今は十三歳になったばかりなので、残念ながら既に婚約済みであった。あと一年過去に遡っていればこの婚約を阻止する事が出来たかもしれないと思うと、さっきは自然とため息が出てしまったのである。
何故婚約を阻止したかったのかと言うと、理由は転機の二つ目にある。
エリザベスが十八歳になる年、この国の貴族が通う魔法学園での卒業式の場でレオナルド殿下がエリザベスとの婚約を解消すると大々的に宣言したのだ。
婚約解消の理由として、レオナルド殿下と親しくしていた男爵家の令嬢に対し、エリザベスが陰湿ないじめを繰り返していた事実を挙げられる。

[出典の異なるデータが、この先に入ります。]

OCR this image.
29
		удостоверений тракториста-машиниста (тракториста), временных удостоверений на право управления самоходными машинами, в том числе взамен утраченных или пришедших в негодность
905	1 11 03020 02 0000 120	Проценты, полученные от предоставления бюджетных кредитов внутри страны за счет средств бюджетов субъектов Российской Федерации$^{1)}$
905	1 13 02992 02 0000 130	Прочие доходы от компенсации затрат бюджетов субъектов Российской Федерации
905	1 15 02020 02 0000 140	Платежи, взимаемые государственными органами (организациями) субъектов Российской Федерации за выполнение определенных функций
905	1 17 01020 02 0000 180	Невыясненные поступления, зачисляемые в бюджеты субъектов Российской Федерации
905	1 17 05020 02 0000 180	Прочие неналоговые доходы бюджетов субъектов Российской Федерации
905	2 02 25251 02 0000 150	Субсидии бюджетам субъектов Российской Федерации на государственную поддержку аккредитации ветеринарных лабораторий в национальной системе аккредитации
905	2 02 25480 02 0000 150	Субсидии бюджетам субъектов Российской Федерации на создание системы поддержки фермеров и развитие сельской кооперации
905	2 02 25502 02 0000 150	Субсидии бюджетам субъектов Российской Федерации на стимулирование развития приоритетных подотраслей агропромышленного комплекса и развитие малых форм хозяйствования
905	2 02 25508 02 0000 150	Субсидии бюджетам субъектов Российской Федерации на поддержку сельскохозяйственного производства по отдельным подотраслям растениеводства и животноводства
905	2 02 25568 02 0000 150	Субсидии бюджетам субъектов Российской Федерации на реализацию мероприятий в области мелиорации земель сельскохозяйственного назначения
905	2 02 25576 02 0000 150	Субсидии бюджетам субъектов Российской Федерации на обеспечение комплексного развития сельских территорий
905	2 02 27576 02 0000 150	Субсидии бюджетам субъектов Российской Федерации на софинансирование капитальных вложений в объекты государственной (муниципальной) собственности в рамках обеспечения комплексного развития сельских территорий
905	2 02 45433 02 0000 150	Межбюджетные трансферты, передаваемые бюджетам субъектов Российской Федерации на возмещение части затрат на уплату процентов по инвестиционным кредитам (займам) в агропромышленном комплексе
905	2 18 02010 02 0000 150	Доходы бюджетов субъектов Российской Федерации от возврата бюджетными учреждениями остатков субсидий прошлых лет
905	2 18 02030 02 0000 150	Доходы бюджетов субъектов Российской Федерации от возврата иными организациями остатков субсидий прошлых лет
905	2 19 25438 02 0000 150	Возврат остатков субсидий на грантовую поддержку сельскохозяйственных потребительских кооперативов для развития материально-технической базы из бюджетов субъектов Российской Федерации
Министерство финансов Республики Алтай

しかもエリザベスの数々のいじめを証言したのは、他でもない兄のアーガイルであった。
エリザベスは罪を全て否定したが兄の他にも証言者はいて、それにより婚約は解消される事となる。
そして父親が国の大臣に任命されたのを機に、侯爵家の家長はすでに兄のアーガイルに引き継がれており、エリザベスは兄の独断によって生家から縁を切られてしまったのだ。
まさかの平民落ち。行き着く先は何処かの修道院だろう。将来国の正妃になるはずだったエリザベスにとっては地獄と同様。
平民として生きるのなんて死んだも同然、そんな未来はまっぴらだ。